In the processing flow of FIG. 2, the variance calculation unit 103 calculates variances of the duration V _d , the trajectory variation V _t , and the posture variation V _p of the processing phase n (step S206). First, the dispersion calculation unit 103, a variance _V d (n) duration, trial m = 1 the processing phase n, ..., the duration _{d 1} is the time length of ^{d n} in M each of the three-dimensional orientation data , ..., d Calculate by the variance of _M.

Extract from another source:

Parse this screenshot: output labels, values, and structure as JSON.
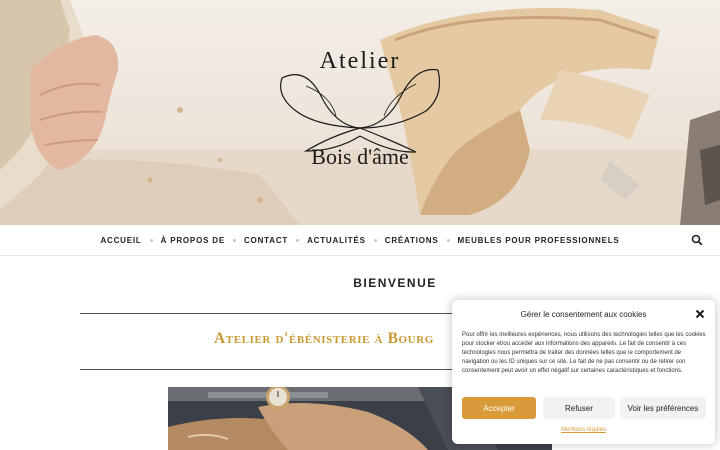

Next, the variance calculation unit 103 calculates the locus variation V _t (n) from the resampling posture data obtained in step S205. Here, as the trajectory, for example, a three-dimensional coordinate value of a predetermined part arbitrarily determined such as a wrist position can be used.
The variance calculation unit 103 reads a three-dimensional coordinate value of a predetermined part from the resampling posture data of each of the trials m = 1,..., M in the processing phase n, and the trajectory t ₁ (i),. Obtain _M (i). i (1 = 1,..., I) is a sample number of resampling in the same trial, and t _m (i) is a predetermined sampling data obtained from the resampling attitude data of the sample number i of trial m. It is a three-dimensional coordinate value of a part. The variance calculation unit 103 calculates the variance of the trajectories t ₁ (i),..., T _M (i) for each of the sample numbers i = 1,. The variation is V _t (n).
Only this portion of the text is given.